Not too long back my husband and I looked at each other and declared "Something feels different about this year." For the last 3 years after Katherine's death we have looked for ways to honor Katherine's brief life. In some ways it wasn't just to honor her, it was to declare to the world that she lived, that she existed that she was loved and is missed. Our souls were so thirsty for companionship on this road of deep grief that we cried out in any way we could to have others meet us, somewhere on our path in ways that they could. It has been a very, uncomfortable to most, public cry. But this, our 4th year closer to seeing her in heaven, this year has felt very different.

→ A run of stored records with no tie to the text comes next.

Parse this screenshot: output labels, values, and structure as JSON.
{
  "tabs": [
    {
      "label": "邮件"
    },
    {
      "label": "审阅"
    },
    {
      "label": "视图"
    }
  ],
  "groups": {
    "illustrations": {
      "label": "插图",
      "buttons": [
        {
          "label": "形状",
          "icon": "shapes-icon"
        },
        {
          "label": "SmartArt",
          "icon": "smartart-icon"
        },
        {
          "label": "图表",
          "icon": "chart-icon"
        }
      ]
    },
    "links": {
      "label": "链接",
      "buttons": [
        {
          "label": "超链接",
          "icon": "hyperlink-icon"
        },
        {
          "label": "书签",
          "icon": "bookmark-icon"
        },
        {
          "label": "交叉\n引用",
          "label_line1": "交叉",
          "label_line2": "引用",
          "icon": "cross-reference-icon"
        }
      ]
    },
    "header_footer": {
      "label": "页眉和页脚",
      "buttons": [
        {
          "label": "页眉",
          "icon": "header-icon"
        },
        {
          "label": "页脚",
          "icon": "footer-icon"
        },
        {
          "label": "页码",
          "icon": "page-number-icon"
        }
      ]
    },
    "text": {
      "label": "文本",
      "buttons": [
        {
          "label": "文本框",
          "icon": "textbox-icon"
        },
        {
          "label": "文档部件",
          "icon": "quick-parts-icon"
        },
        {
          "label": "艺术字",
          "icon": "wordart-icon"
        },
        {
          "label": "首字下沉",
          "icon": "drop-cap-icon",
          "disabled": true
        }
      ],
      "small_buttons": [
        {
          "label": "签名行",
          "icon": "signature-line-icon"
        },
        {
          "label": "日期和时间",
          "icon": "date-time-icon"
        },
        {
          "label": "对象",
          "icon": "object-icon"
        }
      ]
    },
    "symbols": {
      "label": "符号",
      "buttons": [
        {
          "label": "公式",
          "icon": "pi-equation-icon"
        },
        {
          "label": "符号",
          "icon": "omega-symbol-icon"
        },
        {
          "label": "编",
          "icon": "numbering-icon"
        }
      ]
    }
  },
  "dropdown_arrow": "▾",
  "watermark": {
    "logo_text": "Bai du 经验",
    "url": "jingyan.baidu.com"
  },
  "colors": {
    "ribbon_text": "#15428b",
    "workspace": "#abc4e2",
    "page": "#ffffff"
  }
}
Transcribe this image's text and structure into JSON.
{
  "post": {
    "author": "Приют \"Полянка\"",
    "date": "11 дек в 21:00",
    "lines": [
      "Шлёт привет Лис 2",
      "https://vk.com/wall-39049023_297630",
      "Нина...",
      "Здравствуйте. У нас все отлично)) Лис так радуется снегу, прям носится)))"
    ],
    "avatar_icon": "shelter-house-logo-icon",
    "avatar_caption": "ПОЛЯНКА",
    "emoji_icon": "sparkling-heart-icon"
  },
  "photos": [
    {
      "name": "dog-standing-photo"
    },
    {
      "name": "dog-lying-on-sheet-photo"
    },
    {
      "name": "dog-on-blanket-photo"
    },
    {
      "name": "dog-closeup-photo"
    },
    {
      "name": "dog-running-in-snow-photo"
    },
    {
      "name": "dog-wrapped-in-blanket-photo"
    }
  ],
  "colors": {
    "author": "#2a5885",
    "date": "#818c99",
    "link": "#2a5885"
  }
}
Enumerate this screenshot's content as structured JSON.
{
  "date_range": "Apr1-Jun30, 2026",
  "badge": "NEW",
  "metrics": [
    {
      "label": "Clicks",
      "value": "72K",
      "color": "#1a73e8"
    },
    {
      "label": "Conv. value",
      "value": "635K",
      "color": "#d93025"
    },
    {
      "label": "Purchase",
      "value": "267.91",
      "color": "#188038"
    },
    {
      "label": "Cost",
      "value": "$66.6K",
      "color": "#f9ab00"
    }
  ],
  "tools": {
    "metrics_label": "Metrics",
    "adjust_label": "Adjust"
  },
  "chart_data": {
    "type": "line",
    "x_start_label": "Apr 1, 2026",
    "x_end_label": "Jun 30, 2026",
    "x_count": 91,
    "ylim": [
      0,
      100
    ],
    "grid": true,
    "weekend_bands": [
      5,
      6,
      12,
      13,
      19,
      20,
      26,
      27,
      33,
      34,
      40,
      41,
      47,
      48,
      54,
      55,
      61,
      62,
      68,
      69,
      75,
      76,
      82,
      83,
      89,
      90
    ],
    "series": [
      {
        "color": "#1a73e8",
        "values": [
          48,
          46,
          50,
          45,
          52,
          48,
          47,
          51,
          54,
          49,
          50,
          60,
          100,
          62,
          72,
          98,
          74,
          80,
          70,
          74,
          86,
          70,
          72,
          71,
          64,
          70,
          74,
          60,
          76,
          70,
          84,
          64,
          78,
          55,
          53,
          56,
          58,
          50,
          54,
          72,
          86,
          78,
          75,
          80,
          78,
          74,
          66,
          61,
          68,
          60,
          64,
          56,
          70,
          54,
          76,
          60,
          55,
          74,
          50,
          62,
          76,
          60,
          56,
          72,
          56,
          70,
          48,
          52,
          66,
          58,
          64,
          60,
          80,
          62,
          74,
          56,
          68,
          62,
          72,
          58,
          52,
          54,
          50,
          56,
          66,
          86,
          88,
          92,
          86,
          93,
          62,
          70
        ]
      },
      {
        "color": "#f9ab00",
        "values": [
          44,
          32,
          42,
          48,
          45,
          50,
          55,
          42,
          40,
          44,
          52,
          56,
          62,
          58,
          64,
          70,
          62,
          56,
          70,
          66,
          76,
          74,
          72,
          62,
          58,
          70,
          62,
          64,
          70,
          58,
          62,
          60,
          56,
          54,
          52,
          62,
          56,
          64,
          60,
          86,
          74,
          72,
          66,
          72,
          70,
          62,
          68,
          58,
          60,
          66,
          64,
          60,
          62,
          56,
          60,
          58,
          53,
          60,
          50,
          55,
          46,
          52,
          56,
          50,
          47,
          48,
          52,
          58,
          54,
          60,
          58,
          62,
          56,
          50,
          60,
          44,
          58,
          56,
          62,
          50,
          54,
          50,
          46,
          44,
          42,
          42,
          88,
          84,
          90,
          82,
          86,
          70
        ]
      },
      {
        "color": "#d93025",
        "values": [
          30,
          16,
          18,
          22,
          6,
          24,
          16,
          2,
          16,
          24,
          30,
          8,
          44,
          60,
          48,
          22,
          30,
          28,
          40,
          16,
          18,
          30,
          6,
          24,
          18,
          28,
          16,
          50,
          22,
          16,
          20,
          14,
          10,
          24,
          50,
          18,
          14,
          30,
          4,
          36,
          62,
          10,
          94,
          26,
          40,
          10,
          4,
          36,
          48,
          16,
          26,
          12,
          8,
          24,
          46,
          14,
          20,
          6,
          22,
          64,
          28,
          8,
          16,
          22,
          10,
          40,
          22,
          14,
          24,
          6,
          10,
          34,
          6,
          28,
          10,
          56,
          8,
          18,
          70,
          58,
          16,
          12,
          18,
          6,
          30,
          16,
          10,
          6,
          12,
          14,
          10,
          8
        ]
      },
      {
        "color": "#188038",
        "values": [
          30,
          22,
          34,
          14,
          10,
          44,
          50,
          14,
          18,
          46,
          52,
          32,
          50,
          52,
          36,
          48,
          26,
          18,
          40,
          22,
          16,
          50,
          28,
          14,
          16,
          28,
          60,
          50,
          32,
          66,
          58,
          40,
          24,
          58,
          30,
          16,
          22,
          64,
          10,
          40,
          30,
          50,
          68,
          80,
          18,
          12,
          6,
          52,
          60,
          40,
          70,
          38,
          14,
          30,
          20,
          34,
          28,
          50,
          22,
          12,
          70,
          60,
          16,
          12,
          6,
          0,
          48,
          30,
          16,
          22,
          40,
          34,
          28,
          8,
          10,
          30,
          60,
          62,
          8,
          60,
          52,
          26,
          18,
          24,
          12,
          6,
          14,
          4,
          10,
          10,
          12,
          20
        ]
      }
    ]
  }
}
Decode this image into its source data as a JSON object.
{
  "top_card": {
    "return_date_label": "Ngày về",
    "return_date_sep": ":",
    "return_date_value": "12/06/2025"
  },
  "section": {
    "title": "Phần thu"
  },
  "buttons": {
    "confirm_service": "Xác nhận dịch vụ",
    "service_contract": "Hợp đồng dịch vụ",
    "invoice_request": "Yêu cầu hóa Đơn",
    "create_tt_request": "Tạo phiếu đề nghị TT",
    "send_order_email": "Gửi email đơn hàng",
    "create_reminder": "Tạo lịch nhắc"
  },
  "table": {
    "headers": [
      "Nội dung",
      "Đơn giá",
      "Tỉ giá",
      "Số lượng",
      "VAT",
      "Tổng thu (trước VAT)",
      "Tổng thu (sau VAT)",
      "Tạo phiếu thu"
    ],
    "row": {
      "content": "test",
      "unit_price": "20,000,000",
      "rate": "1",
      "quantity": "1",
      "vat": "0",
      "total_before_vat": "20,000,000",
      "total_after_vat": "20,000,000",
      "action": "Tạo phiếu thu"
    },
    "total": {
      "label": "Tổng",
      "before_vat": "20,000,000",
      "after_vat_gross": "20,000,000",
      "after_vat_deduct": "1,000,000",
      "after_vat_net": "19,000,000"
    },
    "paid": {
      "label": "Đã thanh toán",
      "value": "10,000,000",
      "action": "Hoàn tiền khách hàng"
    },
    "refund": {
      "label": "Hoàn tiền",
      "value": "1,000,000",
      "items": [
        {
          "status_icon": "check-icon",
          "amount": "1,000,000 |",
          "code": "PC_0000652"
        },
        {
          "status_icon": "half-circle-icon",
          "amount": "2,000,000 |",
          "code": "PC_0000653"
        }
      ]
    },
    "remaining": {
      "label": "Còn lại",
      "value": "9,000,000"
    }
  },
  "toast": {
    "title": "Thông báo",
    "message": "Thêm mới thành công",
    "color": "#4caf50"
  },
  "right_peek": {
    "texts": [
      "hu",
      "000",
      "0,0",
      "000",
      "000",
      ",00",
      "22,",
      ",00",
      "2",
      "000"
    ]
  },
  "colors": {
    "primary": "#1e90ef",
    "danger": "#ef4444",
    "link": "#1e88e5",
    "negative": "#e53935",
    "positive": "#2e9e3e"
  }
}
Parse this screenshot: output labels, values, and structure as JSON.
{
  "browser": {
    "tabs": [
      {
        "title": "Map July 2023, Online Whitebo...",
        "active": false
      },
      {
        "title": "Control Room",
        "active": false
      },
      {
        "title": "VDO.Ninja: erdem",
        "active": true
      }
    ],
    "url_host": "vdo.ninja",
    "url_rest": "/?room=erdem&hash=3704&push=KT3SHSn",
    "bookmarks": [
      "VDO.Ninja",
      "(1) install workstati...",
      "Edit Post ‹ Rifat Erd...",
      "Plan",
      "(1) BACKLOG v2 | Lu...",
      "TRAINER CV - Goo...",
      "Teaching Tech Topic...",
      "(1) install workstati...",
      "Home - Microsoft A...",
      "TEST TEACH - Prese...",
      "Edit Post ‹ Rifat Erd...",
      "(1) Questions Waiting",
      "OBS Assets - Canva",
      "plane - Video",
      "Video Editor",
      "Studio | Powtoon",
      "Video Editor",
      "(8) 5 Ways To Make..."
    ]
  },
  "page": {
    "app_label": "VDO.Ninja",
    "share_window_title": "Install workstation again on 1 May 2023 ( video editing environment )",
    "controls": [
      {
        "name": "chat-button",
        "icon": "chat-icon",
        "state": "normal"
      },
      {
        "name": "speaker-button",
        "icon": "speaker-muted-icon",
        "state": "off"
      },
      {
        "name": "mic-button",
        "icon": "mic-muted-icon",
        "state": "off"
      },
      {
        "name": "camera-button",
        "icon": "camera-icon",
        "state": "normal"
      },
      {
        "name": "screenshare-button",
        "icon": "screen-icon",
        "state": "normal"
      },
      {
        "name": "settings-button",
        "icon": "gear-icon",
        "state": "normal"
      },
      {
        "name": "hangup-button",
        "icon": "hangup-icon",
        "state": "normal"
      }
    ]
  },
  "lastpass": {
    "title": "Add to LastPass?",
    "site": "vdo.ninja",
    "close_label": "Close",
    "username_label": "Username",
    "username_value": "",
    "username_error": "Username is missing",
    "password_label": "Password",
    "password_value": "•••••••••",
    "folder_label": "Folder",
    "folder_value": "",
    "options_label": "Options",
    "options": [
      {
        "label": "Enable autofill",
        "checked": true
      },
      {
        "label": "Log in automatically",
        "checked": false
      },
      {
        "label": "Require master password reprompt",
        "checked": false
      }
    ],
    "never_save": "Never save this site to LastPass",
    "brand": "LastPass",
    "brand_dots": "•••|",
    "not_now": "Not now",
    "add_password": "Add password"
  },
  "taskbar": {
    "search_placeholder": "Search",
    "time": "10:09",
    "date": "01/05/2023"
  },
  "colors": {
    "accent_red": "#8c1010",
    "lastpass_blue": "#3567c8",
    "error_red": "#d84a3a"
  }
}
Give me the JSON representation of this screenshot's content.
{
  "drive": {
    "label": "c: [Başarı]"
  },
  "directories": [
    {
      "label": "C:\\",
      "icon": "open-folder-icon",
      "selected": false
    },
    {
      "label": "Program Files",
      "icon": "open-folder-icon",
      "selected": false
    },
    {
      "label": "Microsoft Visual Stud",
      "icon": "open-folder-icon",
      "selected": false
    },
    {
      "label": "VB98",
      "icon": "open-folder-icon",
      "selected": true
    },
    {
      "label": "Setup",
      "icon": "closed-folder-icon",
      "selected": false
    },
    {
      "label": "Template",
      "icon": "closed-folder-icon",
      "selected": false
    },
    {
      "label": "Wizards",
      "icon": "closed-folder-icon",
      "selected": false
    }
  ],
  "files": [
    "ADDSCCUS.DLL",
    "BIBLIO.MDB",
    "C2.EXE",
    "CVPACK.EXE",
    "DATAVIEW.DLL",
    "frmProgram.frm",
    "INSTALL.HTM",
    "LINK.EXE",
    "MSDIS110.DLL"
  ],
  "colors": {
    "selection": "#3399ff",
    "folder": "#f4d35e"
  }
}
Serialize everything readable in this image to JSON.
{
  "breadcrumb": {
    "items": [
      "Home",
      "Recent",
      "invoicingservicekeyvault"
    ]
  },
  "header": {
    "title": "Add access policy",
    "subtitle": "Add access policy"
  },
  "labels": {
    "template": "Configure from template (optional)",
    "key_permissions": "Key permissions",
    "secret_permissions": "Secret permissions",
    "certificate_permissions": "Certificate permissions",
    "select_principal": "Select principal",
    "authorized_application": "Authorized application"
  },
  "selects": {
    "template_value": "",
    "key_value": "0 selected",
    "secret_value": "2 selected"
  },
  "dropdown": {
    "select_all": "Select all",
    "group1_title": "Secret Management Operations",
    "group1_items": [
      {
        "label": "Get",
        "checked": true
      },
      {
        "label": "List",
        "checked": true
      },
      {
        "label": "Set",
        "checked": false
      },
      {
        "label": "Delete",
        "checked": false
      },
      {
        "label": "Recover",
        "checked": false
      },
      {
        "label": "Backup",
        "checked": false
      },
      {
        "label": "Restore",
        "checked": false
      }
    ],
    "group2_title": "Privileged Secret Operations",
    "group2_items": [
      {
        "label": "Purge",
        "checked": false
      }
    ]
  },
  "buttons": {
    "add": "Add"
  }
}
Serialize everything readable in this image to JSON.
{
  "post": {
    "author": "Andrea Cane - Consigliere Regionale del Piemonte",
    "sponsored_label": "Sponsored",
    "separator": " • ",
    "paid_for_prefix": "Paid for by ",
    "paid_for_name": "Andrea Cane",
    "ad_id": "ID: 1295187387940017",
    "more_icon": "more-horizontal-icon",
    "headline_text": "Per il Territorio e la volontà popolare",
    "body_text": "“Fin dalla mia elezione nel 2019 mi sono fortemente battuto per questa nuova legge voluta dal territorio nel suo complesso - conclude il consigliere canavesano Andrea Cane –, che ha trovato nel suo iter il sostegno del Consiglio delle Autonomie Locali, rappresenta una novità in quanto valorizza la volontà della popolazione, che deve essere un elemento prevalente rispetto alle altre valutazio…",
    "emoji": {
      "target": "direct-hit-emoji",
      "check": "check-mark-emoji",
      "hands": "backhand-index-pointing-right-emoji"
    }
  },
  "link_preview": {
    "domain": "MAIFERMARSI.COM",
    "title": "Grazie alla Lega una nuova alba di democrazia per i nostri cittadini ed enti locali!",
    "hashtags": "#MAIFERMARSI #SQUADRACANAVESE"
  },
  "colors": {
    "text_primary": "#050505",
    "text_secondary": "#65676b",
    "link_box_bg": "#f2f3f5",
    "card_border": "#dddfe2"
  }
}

This year I have been able to share her story with those that have had open hearts to listen. I have been able to grieve without judgement. I have had loving people in the last year come along side me and say "We're here. We're praying for you." I have been able to attend a great spiritual support group that has allowed me to wrestle with my God and that has echoed HIS love and acceptance for me still. I have had friends step along side me and help breathe newness into our hearts by painting walls, and arranging a beautiful memorial for Katherine on our own wall. Love and grace have been poured into my very soul. While there is in many ways an aspect of grief that is for the traveler to bare alone, having someone to kneel with you and hug you in the midst of the hurt and pain certainly helps one carry the burden a little more easier.
Graciously in the past year God has seemingly moved mountains in my own heart and opened up a difficult, yet fulfilling path towards healing.
For so long I have tried to make sense of the events of Katherine's death. The "what if's" and the "should haves" nearly drove me mad and while there is still a lot of pain to work through there has come a place of acceptance. This is a part of my life story. I can't erase it. I can't rewrite it. It has been brutally painful. Yet, all great stories are filled with some pain. On days when I am hurting deeply I try to remember that my life is a great testimony to God's grace.
As we quickly approach Katherine's 4th birthday our little family will probably, still, try to come up with a way to honor Katherine's brief life. But this year it feels different, I know that I am not alone. I can see God's love pouring out. So whether we have 1 person join us in honoring and celebrating her or a whole army, I know that HIS grace makes this time of year beautiful.